If you split things into modules, and only change files in one of them, the compiler can more easily determine whether files in other modules are impacted. However, this isn’t just about modules.
If you mark declaration as private or fileprivate, the compiler does not have to worry about them in other source files. If you use composition and nesting rather than massive monolithic types, the compiler can narrow down what your changes impact.
For instance, consider a structure. Swift is extremely good at compacting structures to use as little memory as possible, even with a substantial amount of nesting. However, this means that the way structures are laid out in memory can be impacted by the way its properties are laid out in memory. As a result, changing the contents of a structure that is used in many other structures can necessitate a lot of recompilation. If those structures are extremely complicated, that can more of an issue.
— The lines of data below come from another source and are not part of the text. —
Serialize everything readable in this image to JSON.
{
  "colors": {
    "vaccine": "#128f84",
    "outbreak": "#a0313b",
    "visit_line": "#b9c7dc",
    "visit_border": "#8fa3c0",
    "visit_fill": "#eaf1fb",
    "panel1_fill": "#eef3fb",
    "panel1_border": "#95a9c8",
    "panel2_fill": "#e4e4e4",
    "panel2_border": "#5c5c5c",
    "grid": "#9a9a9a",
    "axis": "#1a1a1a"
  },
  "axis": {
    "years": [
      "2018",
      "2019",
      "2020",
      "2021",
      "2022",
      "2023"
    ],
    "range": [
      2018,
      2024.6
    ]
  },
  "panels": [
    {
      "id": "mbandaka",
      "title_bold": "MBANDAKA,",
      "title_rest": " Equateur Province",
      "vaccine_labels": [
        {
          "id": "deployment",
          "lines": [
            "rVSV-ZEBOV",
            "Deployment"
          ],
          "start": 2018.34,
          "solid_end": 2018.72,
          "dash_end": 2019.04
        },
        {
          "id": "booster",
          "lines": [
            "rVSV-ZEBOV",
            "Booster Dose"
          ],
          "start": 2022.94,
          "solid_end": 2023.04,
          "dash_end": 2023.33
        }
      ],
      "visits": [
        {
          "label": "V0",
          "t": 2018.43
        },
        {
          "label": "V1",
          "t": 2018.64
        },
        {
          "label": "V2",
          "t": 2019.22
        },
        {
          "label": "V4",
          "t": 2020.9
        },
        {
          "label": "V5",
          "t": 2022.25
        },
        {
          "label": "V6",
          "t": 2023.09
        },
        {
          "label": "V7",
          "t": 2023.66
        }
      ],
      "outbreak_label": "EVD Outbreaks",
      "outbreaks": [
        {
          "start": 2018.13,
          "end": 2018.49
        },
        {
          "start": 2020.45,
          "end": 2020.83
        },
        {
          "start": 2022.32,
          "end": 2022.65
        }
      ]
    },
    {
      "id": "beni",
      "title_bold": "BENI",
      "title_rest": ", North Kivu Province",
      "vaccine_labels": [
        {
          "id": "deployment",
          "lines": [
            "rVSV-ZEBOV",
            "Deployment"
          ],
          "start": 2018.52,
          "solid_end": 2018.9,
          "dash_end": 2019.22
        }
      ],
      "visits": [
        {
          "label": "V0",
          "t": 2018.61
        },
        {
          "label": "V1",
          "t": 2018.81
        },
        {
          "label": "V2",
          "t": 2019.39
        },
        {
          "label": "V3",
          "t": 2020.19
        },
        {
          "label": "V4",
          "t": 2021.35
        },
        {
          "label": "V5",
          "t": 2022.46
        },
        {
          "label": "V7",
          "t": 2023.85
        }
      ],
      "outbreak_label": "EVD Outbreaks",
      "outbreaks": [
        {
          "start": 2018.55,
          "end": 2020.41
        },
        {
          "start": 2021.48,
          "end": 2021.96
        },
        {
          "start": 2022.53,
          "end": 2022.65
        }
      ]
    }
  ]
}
In practice, though, the main time sink is almost always type inference. So just use a profiler and specify the type of problematic expressions in advance.
I think you need to find the source of your slow builds before you attempt to take any action. There are specific recommendations, like @Saklad5 mentioned, which can help in certain areas, but they aren't all equally valuable.
First, of course, is to figure out where your clean builds are spending their time. You can build in Xcode with a timing summary to see which files or dependencies may be taking an abnormally long time to compile, and you have the various flags I, and others, have pointed out to see if type inference or other compiler steps are taking too long. You can investigate if there are any particular outliers in building your files or if you project just has so much code that taking 10 minutes to build is expected.
Second, you should investigate why your incremental compilation isn't working well. At its best it can be very accurate and compile only the files needed for any particular change. But it's also easy to break with things like custom build steps that touch a lot of files for no good reason, or build dependencies that don't properly calculate their input and output file sets. I believe there's a compiler flag that will output what the compiler considers changed during builds but I can't find it at the moment. If you can get that info you should be able to narrow down what may be causing your abnormal incremental build times.
Third, once you have the appropriate data, evaluate your biggest winners. Perhaps your endpoint security software needs to ignore your source directory. Perhaps you need to cache big dependencies. Or perhaps a few more modules might limit changes to only active parts of the code base and you can even vend binary versions that don't need to be built at all. There is no silver bullet.